El truco reside en “empezar la historia con un terremoto y a partir de ahí ir creciendo en intensidad". Hay quienes atribuyen este consejo (con trazos de boutade y sorna) al megalómano productor cinematográfico Cecil B. DeMille y otros al escritor y premio Nobel de Literatura
Ernest Hemingway. De quien fuere, nadie puede dudar de su eficacia teórica.
"
Todo esto para qué", como título, es un meneo prometedor que además resume a la perfección el lema de la obra. Y cuando esta conjunción se da en la práctica, en el texto, dicha obra suela valer la pena porque efectivamente arranca con potencia, va creciendo en intensidad siguiendo la estela del impacto inicial en la rotulación y a la vez se respeta a sí misma, es decir, argumenta con solidez el eslogan con el que se presenta.
En este caso el relato no solo es fiel a ese interrogante retórico y existencialista, también demoledor. La autora,
Lionel Shriver, pertenece a ese selecto grupo de estadounidenses cultos y viajados (europeizados como despectivamente los tildan sus compatriotas más nacionalistas y cazurros) con una envidiable capacidad para la autocrítica que desgranan sin pudor, complejos o culpas, y con el don de ahondar en las entrañas, de radiografiarlas con sencillez. Lo que hallan, lo que observan, es lo que cuentan. Más o menos, porque una pizca de épica o su contraria sí inyectan.
Por tanto, "
Todo esto para qué", se convierte al mismo tiempo en un alegato a favor y en contra de la
clase media, tan víctima como corresponsable de su embrutecimiento y del atontamiento que se predica desde los medios masivos de comunicación y las instancias políticas para perpetuar una sociedad infantilizada y caprichosa que consume a ciegas y agacha la cabeza. Algo así como 'tenemos lo que nos merecemos por votar lo que votamos y mirar lo que miramos’. De ahí que la nada solapada crítica al sistema privado de salud en aquel país, por ejemplo, reparta mandobles dialécticos a diestro y siniestro. Si la queja ante un problema únicamente surge cuando este afecta directamente a uno no se trata de concienciación sino de egoísmo puro y duro, de exigencia individual sin un ápice de preocupación por el resto de damnificados y aún menos por el trasfondo (sea este el capitalismo salvaje, la injusticia fiscal, la mercantilizada sanidad o el Cristo de la aurora).

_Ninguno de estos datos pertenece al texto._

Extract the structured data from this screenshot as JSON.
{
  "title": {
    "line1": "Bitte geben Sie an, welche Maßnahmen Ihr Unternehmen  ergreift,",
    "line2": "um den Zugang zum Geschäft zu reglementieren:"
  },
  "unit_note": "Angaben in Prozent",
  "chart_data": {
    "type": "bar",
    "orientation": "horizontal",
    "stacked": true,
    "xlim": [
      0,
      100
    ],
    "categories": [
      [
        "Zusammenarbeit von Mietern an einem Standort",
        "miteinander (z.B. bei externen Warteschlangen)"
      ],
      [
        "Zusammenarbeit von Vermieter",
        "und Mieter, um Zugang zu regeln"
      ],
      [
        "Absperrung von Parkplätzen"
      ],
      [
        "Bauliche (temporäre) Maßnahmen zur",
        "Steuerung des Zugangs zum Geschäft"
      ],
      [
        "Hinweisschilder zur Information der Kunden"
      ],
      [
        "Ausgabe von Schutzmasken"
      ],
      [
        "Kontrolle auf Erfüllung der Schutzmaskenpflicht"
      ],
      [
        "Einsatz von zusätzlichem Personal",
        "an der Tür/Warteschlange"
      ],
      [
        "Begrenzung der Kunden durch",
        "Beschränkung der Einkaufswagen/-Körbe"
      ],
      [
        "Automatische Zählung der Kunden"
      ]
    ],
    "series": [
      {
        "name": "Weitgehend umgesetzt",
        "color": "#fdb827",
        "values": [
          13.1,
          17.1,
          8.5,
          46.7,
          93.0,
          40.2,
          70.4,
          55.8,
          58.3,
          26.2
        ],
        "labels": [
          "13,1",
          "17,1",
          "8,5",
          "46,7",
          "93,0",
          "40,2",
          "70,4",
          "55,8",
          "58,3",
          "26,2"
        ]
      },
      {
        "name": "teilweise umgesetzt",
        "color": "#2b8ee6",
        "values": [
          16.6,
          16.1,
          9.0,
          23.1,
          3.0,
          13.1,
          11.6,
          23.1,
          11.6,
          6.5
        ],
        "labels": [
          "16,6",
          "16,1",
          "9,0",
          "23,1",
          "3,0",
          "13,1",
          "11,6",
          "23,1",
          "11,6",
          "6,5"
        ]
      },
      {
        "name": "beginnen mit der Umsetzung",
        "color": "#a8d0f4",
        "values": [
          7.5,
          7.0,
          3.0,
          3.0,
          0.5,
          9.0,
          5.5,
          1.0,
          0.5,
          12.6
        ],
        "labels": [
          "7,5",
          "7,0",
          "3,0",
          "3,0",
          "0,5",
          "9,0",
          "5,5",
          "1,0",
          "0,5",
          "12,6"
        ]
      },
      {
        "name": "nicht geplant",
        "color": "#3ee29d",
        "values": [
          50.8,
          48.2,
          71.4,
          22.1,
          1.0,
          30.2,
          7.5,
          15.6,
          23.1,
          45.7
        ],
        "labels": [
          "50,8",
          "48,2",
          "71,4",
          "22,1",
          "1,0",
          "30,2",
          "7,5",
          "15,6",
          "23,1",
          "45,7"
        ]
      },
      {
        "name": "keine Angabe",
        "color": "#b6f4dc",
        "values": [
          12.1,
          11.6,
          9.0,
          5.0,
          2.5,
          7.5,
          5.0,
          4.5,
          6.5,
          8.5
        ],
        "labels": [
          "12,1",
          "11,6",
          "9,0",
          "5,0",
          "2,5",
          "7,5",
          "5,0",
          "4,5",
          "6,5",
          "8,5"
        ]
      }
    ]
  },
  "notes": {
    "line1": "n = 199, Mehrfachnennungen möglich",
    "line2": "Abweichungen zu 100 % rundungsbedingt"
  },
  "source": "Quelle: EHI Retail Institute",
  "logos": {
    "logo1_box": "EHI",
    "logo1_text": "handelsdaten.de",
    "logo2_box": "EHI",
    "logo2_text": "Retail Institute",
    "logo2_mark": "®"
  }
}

De lo que se desprende que nada hay más apegado al sistema que los movimientos
antisistema, hasta el punto de preguntarse quién crea a quién y cuál necesita más a su némesis para subsistir. Los personajes de esta novela, los que llegan al final de la misma sin morir funesta o estúpidamente, resuelven este dilema exiliándose en África, donde todo es antisistema por defecto y los dólares duran más, casi una eternidad en términos occidentales. La malévola genialidad para armar este desenlace agridulce y reírse del elenco al completo por sus contradicciones ideológicas y vitales invita a llegar a ese punto final y sonreír por no llorar. Es un guantazo en toda regla y no solo a sus pobres criaturas de ficción, también al lector. La intensidad, desde luego, crece a base de sutileza y mordacidad.

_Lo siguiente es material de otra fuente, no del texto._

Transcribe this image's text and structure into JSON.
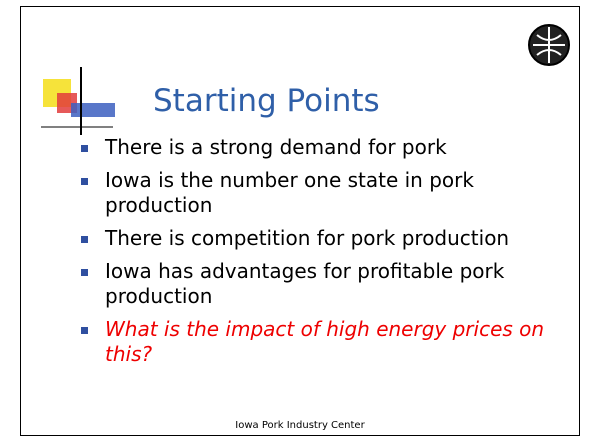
{
  "slide": {
    "title": "Starting Points",
    "bullets": [
      {
        "text": "There is a strong demand for pork",
        "italic": false
      },
      {
        "text": "Iowa is the number one state in pork production",
        "italic": false
      },
      {
        "text": "There is competition for pork production",
        "italic": false
      },
      {
        "text": "Iowa has advantages for profitable pork production",
        "italic": false
      },
      {
        "text": "What is the impact of high energy prices on this?",
        "italic": true
      }
    ],
    "footer": "Iowa Pork Industry Center"
  }
}
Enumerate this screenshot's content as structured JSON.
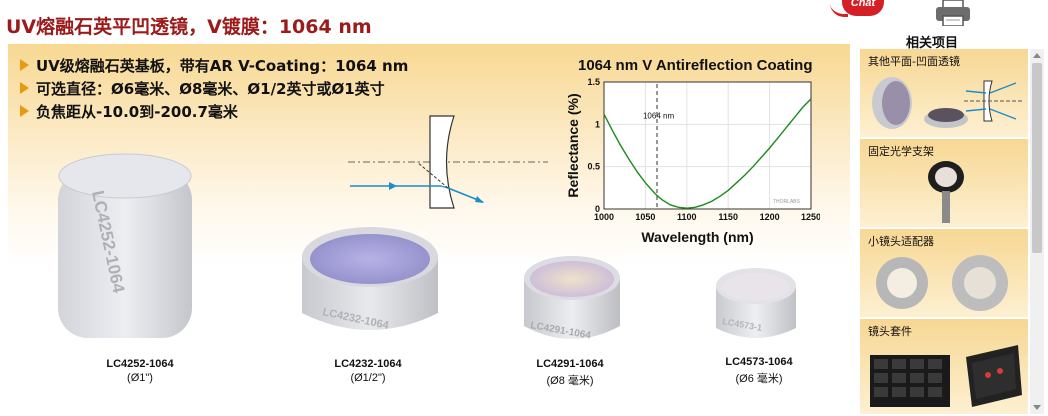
{
  "page_title": "UV熔融石英平凹透镜，V镀膜：1064 nm",
  "chat_label": "Chat",
  "related_title": "相关项目",
  "bullets": [
    "UV级熔融石英基板，带有AR V-Coating：1064 nm",
    "可选直径：Ø6毫米、Ø8毫米、Ø1/2英寸或Ø1英寸",
    "负焦距从-10.0到-200.7毫米"
  ],
  "products": [
    {
      "code": "LC4252-1064",
      "size": "(Ø1\")",
      "engraving": "LC4252-1064"
    },
    {
      "code": "LC4232-1064",
      "size": "(Ø1/2\")",
      "engraving": "LC4232-1064"
    },
    {
      "code": "LC4291-1064",
      "size": "(Ø8 毫米)",
      "engraving": "LC4291-1064"
    },
    {
      "code": "LC4573-1064",
      "size": "(Ø6 毫米)",
      "engraving": "LC4573-1"
    }
  ],
  "related_items": [
    {
      "label": "其他平面-凹面透镜"
    },
    {
      "label": "固定光学支架"
    },
    {
      "label": "小镜头适配器"
    },
    {
      "label": "镜头套件"
    }
  ],
  "chart_data": {
    "type": "line",
    "title": "1064 nm V Antireflection Coating",
    "xlabel": "Wavelength (nm)",
    "ylabel": "Reflectance (%)",
    "xlim": [
      1000,
      1250
    ],
    "ylim": [
      0,
      1.5
    ],
    "x_ticks": [
      1000,
      1050,
      1100,
      1150,
      1200,
      1250
    ],
    "y_ticks": [
      0,
      0.5,
      1,
      1.5
    ],
    "annotation": {
      "x": 1064,
      "label": "1064 nm"
    },
    "watermark": "THORLABS",
    "grid": true,
    "series": [
      {
        "color": "#1d8a1d",
        "x": [
          1000,
          1010,
          1020,
          1030,
          1040,
          1050,
          1060,
          1064,
          1070,
          1080,
          1090,
          1100,
          1110,
          1120,
          1130,
          1140,
          1150,
          1160,
          1170,
          1180,
          1190,
          1200,
          1210,
          1220,
          1230,
          1240,
          1250
        ],
        "y": [
          1.12,
          0.93,
          0.75,
          0.59,
          0.44,
          0.31,
          0.2,
          0.16,
          0.11,
          0.05,
          0.02,
          0.01,
          0.02,
          0.05,
          0.09,
          0.15,
          0.22,
          0.31,
          0.4,
          0.5,
          0.61,
          0.72,
          0.84,
          0.96,
          1.08,
          1.2,
          1.3
        ]
      }
    ]
  }
}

Y lo hace así gracias a que antes de ese último acto hay varias sacudidas, varias réplicas del seísmo titular, en forma de diálogos ágiles y verosímiles, situaciones absurdas de tan reales e inexplicables (un fallido alargamiento de pene en una clínica estética cutre que cuestiona la presunta evolución del ser humano), de tramas tragicómicas elaboradas con igual ternura ante la enfermedad terminal que molicie intelectual por las ridículas reacciones. Es fácil, pues, identificarse con los actores literarios que aparecen y desaparecen, igual que odiarlos en la página siguiente, señalarlos con el dedo, subrayar sus frases, reírse de sus actitudes, mirarse en sus espejos y no gustarnos. La reflexión y la frivolidad yendo de la mano al centro comercial y el
sueño americano, mientras tanto, hecho jirones. Como el tonto que habla con la televisión llamando tontos a los que salen en ella. Queda demostrado que sin conflicto no hay humor, ni intensidad.